Jeremys Mundwinkel spannten sich an, und er sah über die provisorische Befestigungsmauer aus Kisten und Säcken hinweg. Als ein breites sandiges Band unter der gelben Morgensonne wand sich der wadi von ihnen weg, mattgrün überhaucht von den Kronen der niedrigen Bäume, die üppig und flauschig waren wie ein Wischmopp. Dazwischen wuchsen einzelne Akazien mit ihren weißen Dornen und niedriges Buschwerk. Der ausgetrocknete Flusslauf war eingebettet in eine dunkle Wüste, verwittert und schuppig, fast wie ein gefrorener See, und gesäumt von karstigen Felsrücken so wie der, über den sie gestern gekommen waren. Nicht über den Pass, wie ursprünglich geplant, denn Beobachtungsposten hatten auf den Felsen darüber Horden von Derwischen erspäht, ihre Gewänder blendend weiß vor dem dunklen Stein und die Speerspitzen blinkend im Sonnenlicht.
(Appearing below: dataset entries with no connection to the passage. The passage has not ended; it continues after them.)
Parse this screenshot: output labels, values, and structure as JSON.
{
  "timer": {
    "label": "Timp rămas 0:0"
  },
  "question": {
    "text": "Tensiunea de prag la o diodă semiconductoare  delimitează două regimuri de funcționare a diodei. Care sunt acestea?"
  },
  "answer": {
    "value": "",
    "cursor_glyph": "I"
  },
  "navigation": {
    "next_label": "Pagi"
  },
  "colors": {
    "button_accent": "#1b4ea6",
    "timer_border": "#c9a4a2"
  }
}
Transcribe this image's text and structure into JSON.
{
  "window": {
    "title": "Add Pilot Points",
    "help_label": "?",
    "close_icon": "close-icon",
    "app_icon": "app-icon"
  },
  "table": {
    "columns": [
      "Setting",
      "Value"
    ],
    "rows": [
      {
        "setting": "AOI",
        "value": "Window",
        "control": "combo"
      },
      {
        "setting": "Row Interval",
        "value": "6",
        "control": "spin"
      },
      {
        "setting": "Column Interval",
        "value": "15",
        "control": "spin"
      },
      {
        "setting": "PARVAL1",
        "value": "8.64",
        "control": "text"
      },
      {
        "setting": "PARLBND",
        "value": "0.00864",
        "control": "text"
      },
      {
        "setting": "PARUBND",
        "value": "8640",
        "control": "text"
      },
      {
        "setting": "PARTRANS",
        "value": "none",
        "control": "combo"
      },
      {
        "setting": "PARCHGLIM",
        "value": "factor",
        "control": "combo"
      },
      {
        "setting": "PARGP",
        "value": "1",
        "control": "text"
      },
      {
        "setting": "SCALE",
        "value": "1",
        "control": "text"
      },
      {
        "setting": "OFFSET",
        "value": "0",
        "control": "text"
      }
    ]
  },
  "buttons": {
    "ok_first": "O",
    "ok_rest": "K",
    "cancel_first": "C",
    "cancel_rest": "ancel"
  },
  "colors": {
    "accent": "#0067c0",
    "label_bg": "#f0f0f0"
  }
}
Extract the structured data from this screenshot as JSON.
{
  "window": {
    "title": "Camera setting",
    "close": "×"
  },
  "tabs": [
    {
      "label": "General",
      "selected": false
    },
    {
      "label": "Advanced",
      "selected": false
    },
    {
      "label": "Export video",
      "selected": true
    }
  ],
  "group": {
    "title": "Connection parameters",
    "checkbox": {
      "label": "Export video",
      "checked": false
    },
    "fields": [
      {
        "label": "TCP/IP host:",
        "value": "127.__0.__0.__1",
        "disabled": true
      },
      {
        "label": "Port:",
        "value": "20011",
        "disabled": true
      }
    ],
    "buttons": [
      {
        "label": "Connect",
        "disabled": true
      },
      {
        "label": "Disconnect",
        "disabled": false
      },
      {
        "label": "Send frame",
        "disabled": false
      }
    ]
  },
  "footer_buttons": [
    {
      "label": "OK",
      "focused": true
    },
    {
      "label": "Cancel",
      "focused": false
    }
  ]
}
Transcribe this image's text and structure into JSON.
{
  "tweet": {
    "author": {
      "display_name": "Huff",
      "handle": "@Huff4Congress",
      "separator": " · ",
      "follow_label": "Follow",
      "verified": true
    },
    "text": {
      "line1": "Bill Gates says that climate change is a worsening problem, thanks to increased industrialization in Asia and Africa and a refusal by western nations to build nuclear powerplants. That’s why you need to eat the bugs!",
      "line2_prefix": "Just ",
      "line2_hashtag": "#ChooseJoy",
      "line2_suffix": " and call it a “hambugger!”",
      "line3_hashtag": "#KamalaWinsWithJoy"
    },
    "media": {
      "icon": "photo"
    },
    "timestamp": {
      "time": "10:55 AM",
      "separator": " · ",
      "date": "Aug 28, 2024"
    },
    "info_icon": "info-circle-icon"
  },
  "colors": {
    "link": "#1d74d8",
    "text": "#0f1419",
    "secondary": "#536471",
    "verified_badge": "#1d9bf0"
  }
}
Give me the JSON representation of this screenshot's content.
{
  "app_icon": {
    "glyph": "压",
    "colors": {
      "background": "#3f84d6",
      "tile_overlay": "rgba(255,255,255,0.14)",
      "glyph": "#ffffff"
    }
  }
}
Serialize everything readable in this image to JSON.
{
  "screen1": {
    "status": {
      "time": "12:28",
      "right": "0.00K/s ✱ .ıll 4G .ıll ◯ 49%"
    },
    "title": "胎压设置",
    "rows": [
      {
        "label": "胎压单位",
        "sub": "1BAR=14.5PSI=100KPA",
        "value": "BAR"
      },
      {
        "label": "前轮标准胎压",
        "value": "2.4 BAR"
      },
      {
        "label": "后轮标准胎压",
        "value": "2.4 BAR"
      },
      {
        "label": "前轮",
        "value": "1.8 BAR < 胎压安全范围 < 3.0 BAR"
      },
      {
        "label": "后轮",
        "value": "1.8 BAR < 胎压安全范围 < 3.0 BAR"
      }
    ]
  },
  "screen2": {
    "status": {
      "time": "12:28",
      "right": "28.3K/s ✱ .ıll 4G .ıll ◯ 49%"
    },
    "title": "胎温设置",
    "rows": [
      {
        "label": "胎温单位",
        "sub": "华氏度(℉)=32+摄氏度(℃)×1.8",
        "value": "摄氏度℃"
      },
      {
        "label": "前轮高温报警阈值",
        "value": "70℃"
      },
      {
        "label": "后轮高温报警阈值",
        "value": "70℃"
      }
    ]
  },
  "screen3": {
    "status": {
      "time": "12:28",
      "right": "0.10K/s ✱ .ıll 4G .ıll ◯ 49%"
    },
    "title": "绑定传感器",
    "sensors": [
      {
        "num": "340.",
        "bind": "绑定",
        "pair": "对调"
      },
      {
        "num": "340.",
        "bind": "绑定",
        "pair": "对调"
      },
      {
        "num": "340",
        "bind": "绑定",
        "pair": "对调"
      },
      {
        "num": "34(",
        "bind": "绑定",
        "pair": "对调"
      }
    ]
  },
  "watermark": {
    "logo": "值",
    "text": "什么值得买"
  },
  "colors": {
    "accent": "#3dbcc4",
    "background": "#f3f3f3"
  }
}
Über einen Hügel waren sie geritten, ein mühevoller Aufstieg über Geröll und lockeren Fels und ein nicht ungefährlicher Abstieg auf der anderen Seite, hinein in das Tal von Abu Klea. Drei Stunden Tageslicht waren ihnen geblieben; zu wenig, um noch am selben Tag einen Angriff zu wagen, und gerade noch genug, um in aller Eile ein zariba zu errichten, ein mit herausgerissenen Dornenbüschen geschütztes Lager. Soldaten und Offiziere packten mit an, holten Steine und Felsbrocken herbei und türmten sie zu Wällen auf, und weil es in der unmittelbaren Umgebung zu wenig Steine gab, musste alles an Gepäck herhalten, was sie mitführten.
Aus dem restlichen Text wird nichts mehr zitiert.